Transfer pricing. Is it a crime?

A leading authority on corporate accounting has said that the Australian government might be loosing a billion dollars a year in lost tax due to the way multinational firms operate.

When firms operate in more than one country they can often decide where to report their profits by using transfer pricing. Not surprisingly when given this option firms decide to report their profit in the country with the lowest tax rate.

The example of Starbucks is well known. Starbucks sell coffee in many countries. However they report a lot of their profits in Switzerland. This is because the Swiss subsidiary of Starbucks sells the coffee to other Starbucks companies at a high price. The Starbucks in other countries therefore make very little profit on the coffee. 

Of course the coffee never really enters or leaves Switzerland. The Swiss company simply handles the processing of invoices. Starbucks benefit from the low Swiss profit tax and overall the Starbucks corporation gets to keep more of its profits.

George Rozvany goes further by saying the big four accounting firms assist multinational companies in this legal, but unethical practice. This is a different point, but the way the accounting firms operate is certainly open to criticism.

The implications for Australia is that they are losing tax revenue. With most governments running budget deficits that's a pressing issue. 

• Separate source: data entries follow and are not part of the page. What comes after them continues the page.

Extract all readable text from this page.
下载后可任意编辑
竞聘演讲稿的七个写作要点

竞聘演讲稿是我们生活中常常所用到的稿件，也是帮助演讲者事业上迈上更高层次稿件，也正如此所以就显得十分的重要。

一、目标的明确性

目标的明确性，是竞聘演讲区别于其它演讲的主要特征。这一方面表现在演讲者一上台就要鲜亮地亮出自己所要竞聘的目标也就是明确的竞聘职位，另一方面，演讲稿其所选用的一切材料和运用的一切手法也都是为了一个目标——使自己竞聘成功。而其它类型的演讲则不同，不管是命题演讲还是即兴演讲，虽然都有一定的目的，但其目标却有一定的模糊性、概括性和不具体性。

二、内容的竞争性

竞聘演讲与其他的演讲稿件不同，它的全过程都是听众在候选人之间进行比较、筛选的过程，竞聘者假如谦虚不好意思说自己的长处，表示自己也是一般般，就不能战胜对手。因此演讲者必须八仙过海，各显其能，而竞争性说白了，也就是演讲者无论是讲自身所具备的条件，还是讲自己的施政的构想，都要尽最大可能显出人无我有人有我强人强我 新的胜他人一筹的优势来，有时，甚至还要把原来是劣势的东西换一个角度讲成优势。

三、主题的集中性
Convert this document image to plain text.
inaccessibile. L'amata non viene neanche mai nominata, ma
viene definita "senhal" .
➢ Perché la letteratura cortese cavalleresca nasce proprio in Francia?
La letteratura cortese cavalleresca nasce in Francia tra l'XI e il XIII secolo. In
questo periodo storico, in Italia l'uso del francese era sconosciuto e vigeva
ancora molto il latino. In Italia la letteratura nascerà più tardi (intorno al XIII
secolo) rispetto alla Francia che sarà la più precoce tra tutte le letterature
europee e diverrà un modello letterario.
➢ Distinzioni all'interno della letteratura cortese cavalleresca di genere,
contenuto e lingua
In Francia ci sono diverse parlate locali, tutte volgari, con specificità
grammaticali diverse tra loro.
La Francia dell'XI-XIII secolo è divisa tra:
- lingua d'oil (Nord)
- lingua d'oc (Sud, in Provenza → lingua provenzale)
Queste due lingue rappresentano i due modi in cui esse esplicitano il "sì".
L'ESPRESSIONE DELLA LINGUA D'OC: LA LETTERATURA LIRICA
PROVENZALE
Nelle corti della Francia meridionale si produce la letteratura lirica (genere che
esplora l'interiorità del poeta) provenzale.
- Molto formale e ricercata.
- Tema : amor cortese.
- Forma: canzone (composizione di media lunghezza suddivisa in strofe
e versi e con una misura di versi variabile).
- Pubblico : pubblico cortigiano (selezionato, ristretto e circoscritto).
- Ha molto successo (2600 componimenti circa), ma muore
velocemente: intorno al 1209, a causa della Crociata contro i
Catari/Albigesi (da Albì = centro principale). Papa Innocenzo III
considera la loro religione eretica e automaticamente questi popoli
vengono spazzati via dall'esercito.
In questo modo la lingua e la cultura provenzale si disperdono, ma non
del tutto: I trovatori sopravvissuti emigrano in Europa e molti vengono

Is transfer pricing unethical? That's a good question. Many think it is, but if it was banned in Australia would this lead to lower overseas investment and so affect growth and employment adversely?

When talking about the benefits of free trade and the free movement of people and capital, we also have to consider some of the costs.


This story has direct relevance to Australian Budgetary policy, It also applies to International Trade and Fiscal policy for IB students.

1 comment:

  1. This was an excellent article, thankyou for your consistent contributions mr mark russell.